The trouble we have with our repertorizing is better case taking. When I have trouble with a repertory case, I always feel the necessity of calling the patient back and retaking the case and picking up some loose ends that I had skipped.

Another word about indexes. I tell my patients that a repertory is an index. You have changed the thing you are looking for, instead of a symptom, into a rubric, that is about all the difference.

DR. LEWANDOWSKI: One of the most important things to consider in prescribing homoeopathically is the saving of time, and, unfortunately, that seems to be the biggest hindrance to the practice of pure homoeopathy. Given a long line of patients (this is an unusual occurrence in this present age of depression), how can you practice homoeopathy properly and dispense, with the number of patients that are waiting in your office, anxious to get out ? I have adopted a very peculiar method. Purchasing three books of Bogers Synoptic Key, I have taken the face of each printed page and pasted it in a little room off my office. The entire Synoptic Key is pasted on a side wall there. Each symptom has a number. This number corresponds to an index that I have on my desk.

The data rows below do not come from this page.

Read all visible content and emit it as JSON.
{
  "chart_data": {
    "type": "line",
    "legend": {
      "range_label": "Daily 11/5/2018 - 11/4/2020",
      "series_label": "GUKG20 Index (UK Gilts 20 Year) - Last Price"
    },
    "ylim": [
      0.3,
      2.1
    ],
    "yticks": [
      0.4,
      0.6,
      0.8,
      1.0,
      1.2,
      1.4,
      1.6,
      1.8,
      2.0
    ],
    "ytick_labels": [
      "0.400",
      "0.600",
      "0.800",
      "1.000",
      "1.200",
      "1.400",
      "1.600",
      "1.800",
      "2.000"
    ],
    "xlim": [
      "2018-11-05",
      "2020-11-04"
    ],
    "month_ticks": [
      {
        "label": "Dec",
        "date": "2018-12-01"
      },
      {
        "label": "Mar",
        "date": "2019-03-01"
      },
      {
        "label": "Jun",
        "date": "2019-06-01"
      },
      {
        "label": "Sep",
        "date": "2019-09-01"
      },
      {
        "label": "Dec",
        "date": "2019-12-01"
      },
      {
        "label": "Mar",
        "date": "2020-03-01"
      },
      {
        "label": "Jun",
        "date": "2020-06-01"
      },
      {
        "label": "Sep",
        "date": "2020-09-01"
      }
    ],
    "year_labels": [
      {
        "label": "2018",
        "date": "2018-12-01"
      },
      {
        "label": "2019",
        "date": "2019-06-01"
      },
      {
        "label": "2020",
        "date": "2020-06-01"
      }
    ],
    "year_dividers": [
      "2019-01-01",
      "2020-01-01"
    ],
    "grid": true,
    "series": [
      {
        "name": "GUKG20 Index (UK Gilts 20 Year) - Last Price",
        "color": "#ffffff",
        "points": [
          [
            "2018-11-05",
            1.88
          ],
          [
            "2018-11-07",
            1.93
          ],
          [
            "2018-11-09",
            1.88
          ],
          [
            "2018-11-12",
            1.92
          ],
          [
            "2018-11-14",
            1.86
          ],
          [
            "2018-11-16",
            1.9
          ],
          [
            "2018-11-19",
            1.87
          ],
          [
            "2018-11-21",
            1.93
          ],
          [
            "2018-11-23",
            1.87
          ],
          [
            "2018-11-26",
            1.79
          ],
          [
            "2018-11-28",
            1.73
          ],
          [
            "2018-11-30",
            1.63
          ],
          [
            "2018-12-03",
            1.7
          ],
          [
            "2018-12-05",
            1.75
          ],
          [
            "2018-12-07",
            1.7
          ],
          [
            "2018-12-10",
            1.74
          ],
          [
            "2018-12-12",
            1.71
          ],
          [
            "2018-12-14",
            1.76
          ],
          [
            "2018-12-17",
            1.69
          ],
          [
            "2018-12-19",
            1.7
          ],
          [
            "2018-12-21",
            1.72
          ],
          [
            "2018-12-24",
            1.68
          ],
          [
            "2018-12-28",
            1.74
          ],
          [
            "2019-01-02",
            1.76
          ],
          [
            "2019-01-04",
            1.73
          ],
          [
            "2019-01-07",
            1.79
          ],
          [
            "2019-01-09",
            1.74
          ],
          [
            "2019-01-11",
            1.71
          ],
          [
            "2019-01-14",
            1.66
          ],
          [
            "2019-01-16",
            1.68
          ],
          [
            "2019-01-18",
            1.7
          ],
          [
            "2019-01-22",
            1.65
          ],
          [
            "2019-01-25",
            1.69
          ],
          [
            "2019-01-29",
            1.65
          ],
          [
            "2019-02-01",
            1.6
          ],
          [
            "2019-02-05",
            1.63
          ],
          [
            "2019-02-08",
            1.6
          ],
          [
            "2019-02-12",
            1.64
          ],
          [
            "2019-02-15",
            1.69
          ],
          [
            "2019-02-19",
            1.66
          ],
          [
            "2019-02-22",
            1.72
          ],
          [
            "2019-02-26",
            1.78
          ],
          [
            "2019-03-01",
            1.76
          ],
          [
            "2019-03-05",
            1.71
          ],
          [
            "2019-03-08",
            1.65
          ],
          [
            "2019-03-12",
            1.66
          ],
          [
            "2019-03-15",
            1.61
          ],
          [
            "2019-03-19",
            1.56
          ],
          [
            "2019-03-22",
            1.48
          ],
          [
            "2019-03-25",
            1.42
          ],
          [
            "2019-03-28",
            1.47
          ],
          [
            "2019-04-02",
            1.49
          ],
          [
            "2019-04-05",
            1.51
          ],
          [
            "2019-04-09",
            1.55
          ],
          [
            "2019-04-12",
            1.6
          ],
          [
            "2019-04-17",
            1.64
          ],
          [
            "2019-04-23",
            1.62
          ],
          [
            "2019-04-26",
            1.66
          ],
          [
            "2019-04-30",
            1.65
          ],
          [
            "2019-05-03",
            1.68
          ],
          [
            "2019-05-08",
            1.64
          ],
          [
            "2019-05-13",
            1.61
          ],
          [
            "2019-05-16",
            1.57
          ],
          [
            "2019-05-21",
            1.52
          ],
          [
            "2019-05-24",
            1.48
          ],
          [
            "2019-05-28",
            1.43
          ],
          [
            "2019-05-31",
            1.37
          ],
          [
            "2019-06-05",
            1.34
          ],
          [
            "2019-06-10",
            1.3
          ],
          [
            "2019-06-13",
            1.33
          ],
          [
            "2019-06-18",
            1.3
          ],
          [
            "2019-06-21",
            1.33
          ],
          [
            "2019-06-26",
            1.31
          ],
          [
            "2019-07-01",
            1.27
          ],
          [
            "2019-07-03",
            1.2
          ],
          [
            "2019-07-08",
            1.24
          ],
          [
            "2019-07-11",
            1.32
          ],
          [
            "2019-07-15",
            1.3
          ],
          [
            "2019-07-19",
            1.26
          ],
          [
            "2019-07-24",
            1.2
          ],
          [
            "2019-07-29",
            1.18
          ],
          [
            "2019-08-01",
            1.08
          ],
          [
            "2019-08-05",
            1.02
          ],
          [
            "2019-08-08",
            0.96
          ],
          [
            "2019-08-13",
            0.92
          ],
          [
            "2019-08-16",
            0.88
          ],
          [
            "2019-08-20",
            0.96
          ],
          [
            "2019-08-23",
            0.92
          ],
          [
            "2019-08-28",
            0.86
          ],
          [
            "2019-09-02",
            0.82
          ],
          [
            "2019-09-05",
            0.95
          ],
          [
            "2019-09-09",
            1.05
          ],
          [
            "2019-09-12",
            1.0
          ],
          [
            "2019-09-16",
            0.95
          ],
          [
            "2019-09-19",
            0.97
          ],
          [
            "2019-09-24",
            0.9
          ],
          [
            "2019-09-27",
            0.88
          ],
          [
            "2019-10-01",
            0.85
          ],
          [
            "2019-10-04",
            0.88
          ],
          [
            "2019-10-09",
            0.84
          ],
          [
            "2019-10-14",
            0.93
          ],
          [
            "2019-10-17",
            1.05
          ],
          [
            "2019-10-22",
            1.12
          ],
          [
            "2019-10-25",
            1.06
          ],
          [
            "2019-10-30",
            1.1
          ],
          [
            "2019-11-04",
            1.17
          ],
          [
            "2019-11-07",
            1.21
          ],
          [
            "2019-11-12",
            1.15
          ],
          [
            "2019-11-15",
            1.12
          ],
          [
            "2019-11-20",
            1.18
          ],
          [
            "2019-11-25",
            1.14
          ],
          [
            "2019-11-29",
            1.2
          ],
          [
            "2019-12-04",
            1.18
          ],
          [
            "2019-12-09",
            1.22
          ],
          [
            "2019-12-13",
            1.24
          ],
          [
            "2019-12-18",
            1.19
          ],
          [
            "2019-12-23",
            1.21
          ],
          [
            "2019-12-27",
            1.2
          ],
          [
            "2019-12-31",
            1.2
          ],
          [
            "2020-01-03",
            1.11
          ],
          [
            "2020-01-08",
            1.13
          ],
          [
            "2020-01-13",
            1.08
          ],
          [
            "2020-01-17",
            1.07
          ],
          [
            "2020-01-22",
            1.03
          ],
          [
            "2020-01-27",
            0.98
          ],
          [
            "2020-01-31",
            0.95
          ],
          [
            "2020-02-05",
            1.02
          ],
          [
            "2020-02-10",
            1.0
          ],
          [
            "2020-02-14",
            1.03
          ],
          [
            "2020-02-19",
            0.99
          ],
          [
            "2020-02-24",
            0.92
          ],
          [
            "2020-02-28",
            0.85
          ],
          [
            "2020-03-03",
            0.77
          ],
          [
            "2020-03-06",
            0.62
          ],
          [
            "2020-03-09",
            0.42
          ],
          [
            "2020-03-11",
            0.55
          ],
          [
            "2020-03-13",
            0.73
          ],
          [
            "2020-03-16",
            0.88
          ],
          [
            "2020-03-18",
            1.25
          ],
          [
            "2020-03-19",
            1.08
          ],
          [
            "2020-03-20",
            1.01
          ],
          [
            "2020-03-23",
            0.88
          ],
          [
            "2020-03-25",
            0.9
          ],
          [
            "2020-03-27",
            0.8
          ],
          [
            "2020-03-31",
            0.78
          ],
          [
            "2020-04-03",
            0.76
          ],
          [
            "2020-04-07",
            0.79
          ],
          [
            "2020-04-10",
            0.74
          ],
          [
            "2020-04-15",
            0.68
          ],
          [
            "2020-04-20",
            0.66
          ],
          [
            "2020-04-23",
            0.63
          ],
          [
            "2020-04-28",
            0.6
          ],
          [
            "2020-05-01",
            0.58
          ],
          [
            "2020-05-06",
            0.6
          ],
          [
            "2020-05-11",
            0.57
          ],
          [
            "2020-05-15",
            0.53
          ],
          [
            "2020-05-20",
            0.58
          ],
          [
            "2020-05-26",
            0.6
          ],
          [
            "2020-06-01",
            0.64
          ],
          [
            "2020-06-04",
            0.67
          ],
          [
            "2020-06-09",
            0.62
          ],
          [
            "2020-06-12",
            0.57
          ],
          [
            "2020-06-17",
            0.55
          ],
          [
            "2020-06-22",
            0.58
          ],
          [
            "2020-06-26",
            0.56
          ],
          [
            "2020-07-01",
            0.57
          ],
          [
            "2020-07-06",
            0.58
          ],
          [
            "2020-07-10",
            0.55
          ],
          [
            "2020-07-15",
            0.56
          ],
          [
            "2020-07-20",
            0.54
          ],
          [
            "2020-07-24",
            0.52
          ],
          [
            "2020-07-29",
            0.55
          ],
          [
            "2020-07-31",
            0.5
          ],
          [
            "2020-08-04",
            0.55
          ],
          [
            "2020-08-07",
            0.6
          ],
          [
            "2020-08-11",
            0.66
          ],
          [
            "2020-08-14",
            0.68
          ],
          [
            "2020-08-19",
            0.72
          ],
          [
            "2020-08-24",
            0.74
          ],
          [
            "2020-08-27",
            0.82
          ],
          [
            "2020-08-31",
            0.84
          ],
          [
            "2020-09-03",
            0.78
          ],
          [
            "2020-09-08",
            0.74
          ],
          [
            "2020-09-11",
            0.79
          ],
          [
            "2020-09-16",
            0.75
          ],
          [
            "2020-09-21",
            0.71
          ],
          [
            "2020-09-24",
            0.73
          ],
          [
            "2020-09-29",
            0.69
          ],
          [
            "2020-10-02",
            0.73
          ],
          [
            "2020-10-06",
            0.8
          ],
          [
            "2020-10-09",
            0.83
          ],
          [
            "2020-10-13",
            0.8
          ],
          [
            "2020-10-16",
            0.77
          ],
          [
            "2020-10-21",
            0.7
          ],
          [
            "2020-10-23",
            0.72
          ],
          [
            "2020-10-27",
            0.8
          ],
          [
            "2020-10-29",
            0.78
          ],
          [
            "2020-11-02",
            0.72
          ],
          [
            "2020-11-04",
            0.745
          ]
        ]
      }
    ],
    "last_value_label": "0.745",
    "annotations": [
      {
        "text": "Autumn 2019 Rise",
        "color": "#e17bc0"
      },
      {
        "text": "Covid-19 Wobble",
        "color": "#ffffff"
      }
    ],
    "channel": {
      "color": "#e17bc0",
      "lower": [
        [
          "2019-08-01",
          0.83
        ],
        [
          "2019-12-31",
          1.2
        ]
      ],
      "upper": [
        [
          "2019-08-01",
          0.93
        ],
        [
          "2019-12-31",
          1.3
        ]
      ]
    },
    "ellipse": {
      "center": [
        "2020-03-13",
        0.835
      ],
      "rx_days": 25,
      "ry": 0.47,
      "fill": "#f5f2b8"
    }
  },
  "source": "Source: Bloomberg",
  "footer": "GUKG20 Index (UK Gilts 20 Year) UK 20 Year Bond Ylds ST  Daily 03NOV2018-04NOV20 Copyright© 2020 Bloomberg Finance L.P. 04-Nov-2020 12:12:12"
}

A patient walks into my office and immediately on observation I class him, and without much trouble I pick out the number rather than write the symptom. I question him further. If I find that the patient is restless ( and it must be restlessness in the highest degree) I pick out this as an important symptom and jot down the number rather than the symptom. This saves time in writing out the full history of the patient, and if I want to go into investigative work, I look up the number to find out what it represents. Then the patient is given a thermometer in his mouth, and asked to walk into the next room.

I go into my room, with a checker in my hand, and with this history of numbers rather than symptoms, I jot down each number that is on that board. By that time I take the thermometer out of the patients mouth, read it, and ask him to undress for further examination. While he is doing that, I begin with the most important basic or outstanding symptom and check it, say, for instance, Pulsatilla, give it four checks, then go down to the next symptom, and on through, and then I write down “Pulsatilla, value of 25.” Then I go through the rest of the symptoms and complete my examination with the patient, and immediately I have the information.

Almost every case, whether acute or chronic is given the advantage of that sort of repertorial study. Unfortunately, many times the remedy that you are seeking, and you know is indicated, does not come out in the value in this examination. This probably is due to a faulty history taking. Then if I am faced with such a fact, I give the patient a placebo and wait until I can further study the case. I find this a very simple idea in doing a repertory study, without letting the patient know what you are doing. Although I have not used it very long and cannot quite the results I have received, I am confident that I am studying and practicing homoeopathy as nearly pure as it can be.

DR. UNDERHILL: It seems that we often think we have to hurry and prescribe for the patient the very first time he comes, or certainly the second time or the third time, whereas in chronic cases we have all kinds of kinds of time. At each interview we gather together data and get acquainted with the patient. In the meantime, you are doing something for him, and what are you doing? You are removing the obstacles to recovery, untangling and simplifying his life, correcting his diet, improving his daily routine, and helping him a great deal, and then when you are ready to give him the remedy, you have no particular obstacle to overcome except the disease itself.

DR. ROBERTS: Miss Wilson teaches the Boenninghausen system in Boston at the post-Graduate School, and I should like to ask if she has something to say.